Diversity in the species and fate of chlorine during TCE reduction by two nZVI with non-identical anaerobic corrosion mechanism

Abstract There have been many studies on TCE degradation by synthesized nanoscale zero-valent iron (nZVI B ) and commercial nanoscale zero-valent iron (nZVI H ), but the effect of anaerobic corrosion on the dechlorination pathways and speciation distribution of chlorine is still unclear. Compared with nZVI H , nZVI B has a faster degradation rate of TCE and formation rate of Cl − (aq) ( k SA, TCE  = 3.67 ± 0.85 × 10 −4 & 2.17 ± 0.13 × 10 −4  L·h −1 ·m −2 and k obs, Cl −  = 0.344 ± 0.027 & 0.166 ± 0.010 μM·h −1 for nZVI B & nZVI H , respectively). Based on the characterization of XRD, XPS and TEM during the anaerobic corrosion, the corrosion of nZVI B was dramatic under the dissolution-reprecipitation mechanism; but that of nZVI H was moderate and inward by maintaining the core-shell structure and shaping slightly rough and lumpy surface.
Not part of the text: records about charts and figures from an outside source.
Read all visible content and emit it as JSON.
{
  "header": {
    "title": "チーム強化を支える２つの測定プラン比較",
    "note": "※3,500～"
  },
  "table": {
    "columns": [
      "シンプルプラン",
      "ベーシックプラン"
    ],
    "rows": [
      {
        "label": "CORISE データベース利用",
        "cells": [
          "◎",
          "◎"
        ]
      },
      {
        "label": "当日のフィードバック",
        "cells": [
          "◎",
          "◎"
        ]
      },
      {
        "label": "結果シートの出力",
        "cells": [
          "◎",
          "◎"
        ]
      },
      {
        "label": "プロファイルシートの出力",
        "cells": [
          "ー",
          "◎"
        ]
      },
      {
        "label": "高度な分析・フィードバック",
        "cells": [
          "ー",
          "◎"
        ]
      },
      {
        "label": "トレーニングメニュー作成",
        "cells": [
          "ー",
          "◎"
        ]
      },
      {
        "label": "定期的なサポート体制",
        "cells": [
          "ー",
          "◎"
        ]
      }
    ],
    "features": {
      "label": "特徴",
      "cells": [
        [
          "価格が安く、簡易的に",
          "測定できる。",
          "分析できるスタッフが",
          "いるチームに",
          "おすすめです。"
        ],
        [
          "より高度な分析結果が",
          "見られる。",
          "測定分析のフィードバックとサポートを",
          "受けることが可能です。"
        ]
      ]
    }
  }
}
Due to the different corrosion products (FeOOH for nZVI B and Fe 3 O 4 /γ-Fe 2 O 3 for nZVI H ) and the catalysis of boron on the nZVI B surface, the preferential dechlorination pathway of TCE was not identical by hydrogenolysis (nZVI B ) vs. reductive β-elimination (nZVI H ). Meanwhile, the dechlorination pathway of nZVI H was similar to that of ZVI and the reductive pathway to acetylene bypassed the formation of more toxic VC. This study shows that the high reactivity of nZVI B results in rapid corrosion with the side effect of enhanced adsorption of VC while nZVI H has a stable core-shell structure and less sorbed chlorine, which provides a new sight to access the ecological risk of nZVI due to the overlooked effect of non-identical corrosion.